Mario Götze de falso nueve fue una de las últimas probaturas de Joachim Löw Foto: uefa.com

Mario Götze de falso nueve fue una de las últimas probaturas de Joachim Löw
Foto: uefa.com

Y es que España, una de las selecciones que como decimos, más ha utilizado esta táctica, e incluso consiguió ganar la Eurocopa entre críticas por ello. Después de ganar el Mundial de Sudáfrica gracias al acierto goleador de precisamente, un delantero centro caído a banda como era David Villa, el aficionado no vio con buenos ojos el cambio en el ataque para que ocupase su puesto Cesc Fabregas durante la Eurocopa de Ucrania y Polonia. Y es que Cesc ayuda en la creación, es un centrocampista con mucho gol, pero no un finalizador y muchas jugadas o terminaban en un pase que no encontraba rematador o sencillamente intentaban penetrar hasta cruzar la línea de fondo pasando el balón.
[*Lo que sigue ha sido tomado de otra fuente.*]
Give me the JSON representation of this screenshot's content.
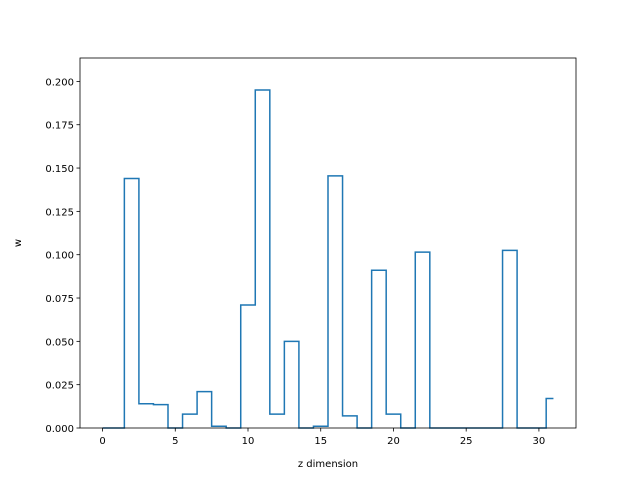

Un sistema que mostró sus carencias en el partido inicial ante Italia o en semifinales ante Portugal. Haciendo que el seleccionador español optase por Fernando Torres ante Irlanda o en la final ante Italia, terminando ambos con goleada por 4-0.

El último ejemplo de la utilización del falso nueve lo vimos hace unos días en el Alemania 2-2 Camerún. Joachim Löw optó por poner a Götze de falso nueve y Alemania creó varias ocasiones, como no podría ser de otra manera. Sin embargo el gol se le negó. Su fútbol se estancó a pesar del mucho talento que tenía en ataque con Özil-Müller-Reus por detrás del mediapunta del Bayern y se echó en falta ese finalizador que pusiera el punto final a las jugadas. En la segunda mitad saltó al campo Schürrle, y el panorama cambió. A pesar de no ser tampoco un ariete de la vieja escuela o un nueve puro, fijó a los centrales cameruneses, les dio batalla y lo agradecieron los hombres de segunda línea (especialmente Podolski y Müller) que empezaron a llegar con cierta facilidad, más allá del decepcionante juego alemán que no pudo con la selección africana.
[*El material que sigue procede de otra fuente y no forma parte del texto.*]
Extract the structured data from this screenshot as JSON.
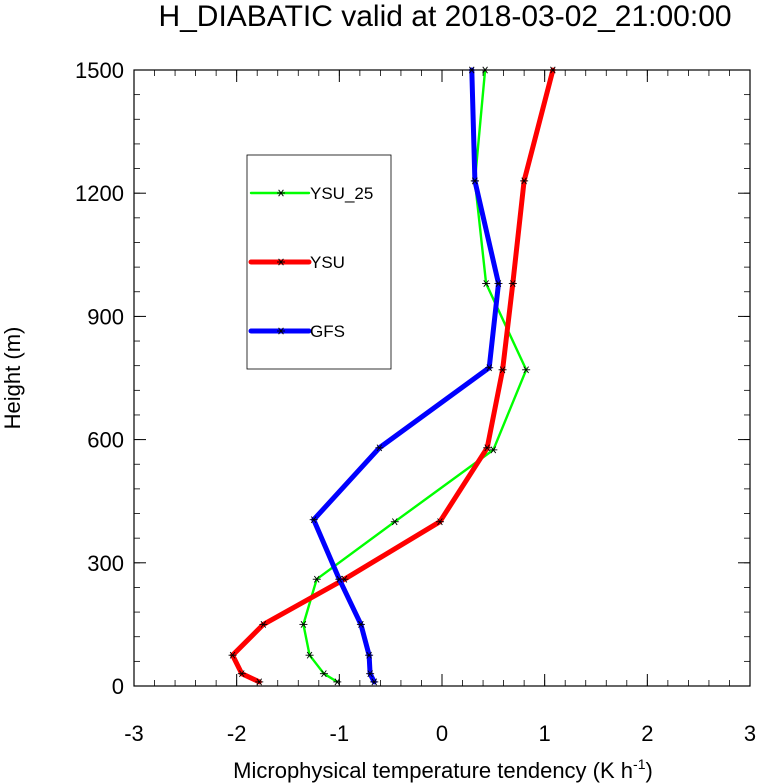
{
  "chart_data": {
    "type": "line",
    "title": "H_DIABATIC valid at 2018-03-02_21:00:00",
    "xlabel": "Microphysical temperature tendency (K h",
    "xlabel_sup": "-1",
    "xlabel_tail": ")",
    "ylabel": "Height (m)",
    "xlim": [
      -3,
      3
    ],
    "ylim": [
      0,
      1500
    ],
    "xticks": [
      -3,
      -2,
      -1,
      0,
      1,
      2,
      3
    ],
    "xtick_labels": [
      "-3",
      "-2",
      "-1",
      "0",
      "1",
      "2",
      "3"
    ],
    "yticks": [
      0,
      300,
      600,
      900,
      1200,
      1500
    ],
    "ytick_labels": [
      "0",
      "300",
      "600",
      "900",
      "1200",
      "1500"
    ],
    "grid": false,
    "legend_position": "upper-left inside plot",
    "series": [
      {
        "name": "YSU_25",
        "color": "#00ff00",
        "marker": "asterisk",
        "points": [
          {
            "x": -1.02,
            "y": 10
          },
          {
            "x": -1.15,
            "y": 30
          },
          {
            "x": -1.29,
            "y": 75
          },
          {
            "x": -1.35,
            "y": 150
          },
          {
            "x": -1.22,
            "y": 260
          },
          {
            "x": -0.46,
            "y": 400
          },
          {
            "x": 0.5,
            "y": 575
          },
          {
            "x": 0.82,
            "y": 770
          },
          {
            "x": 0.43,
            "y": 980
          },
          {
            "x": 0.32,
            "y": 1230
          },
          {
            "x": 0.42,
            "y": 1500
          }
        ]
      },
      {
        "name": "YSU",
        "color": "#ff0000",
        "marker": "asterisk",
        "points": [
          {
            "x": -1.78,
            "y": 10
          },
          {
            "x": -1.95,
            "y": 30
          },
          {
            "x": -2.04,
            "y": 75
          },
          {
            "x": -1.74,
            "y": 150
          },
          {
            "x": -0.95,
            "y": 260
          },
          {
            "x": -0.02,
            "y": 400
          },
          {
            "x": 0.44,
            "y": 580
          },
          {
            "x": 0.59,
            "y": 770
          },
          {
            "x": 0.69,
            "y": 980
          },
          {
            "x": 0.8,
            "y": 1230
          },
          {
            "x": 1.08,
            "y": 1500
          }
        ]
      },
      {
        "name": "GFS",
        "color": "#0000ff",
        "marker": "asterisk",
        "points": [
          {
            "x": -0.66,
            "y": 10
          },
          {
            "x": -0.7,
            "y": 30
          },
          {
            "x": -0.71,
            "y": 75
          },
          {
            "x": -0.79,
            "y": 150
          },
          {
            "x": -1.0,
            "y": 260
          },
          {
            "x": -1.25,
            "y": 405
          },
          {
            "x": -0.61,
            "y": 580
          },
          {
            "x": 0.46,
            "y": 775
          },
          {
            "x": 0.55,
            "y": 980
          },
          {
            "x": 0.32,
            "y": 1230
          },
          {
            "x": 0.29,
            "y": 1500
          }
        ]
      }
    ]
  }
}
En definitiva, y en opinión de quién escribe, el falso nueve es un invento. Un sistema creado para equipos con bastante calidad que probablemente encontrarían los mismos caminos o incluso más con un finalizador. No parece una reinvención del fútbol, sino una oportunidad de aumentar el juego combinativo, de conseguir esos goles que a veces parecen más propios de fútbol sala y que transmiten esa sensación de calidad en el juego colectivo, pero también parece la causa de perder potencial en ataque. Un sistema que sufre ante la intensidad del rival o ante equipos bien cerrados, aunque precisamente se viene usando para todo lo contrario. Incapaz de romper una defensa si las líneas están juntas, no favorecen el juego por los costados al no tener grandes finalizadores y en muchas ocasiones acaban generando un efecto embudo perjudicial para tu propio equipo.

Este Mundial nos sacará de dudas si seleccionadores como Vicente del Bosque o Joachim Löw insisten en esta idea, pero en opinión de un servidor, sus equipos serían más peligrosos con la figura del delantero. Y es que a veces no es tan bueno cambiarlo todo, y menos lo que lleva funcionando más de un centenar de años.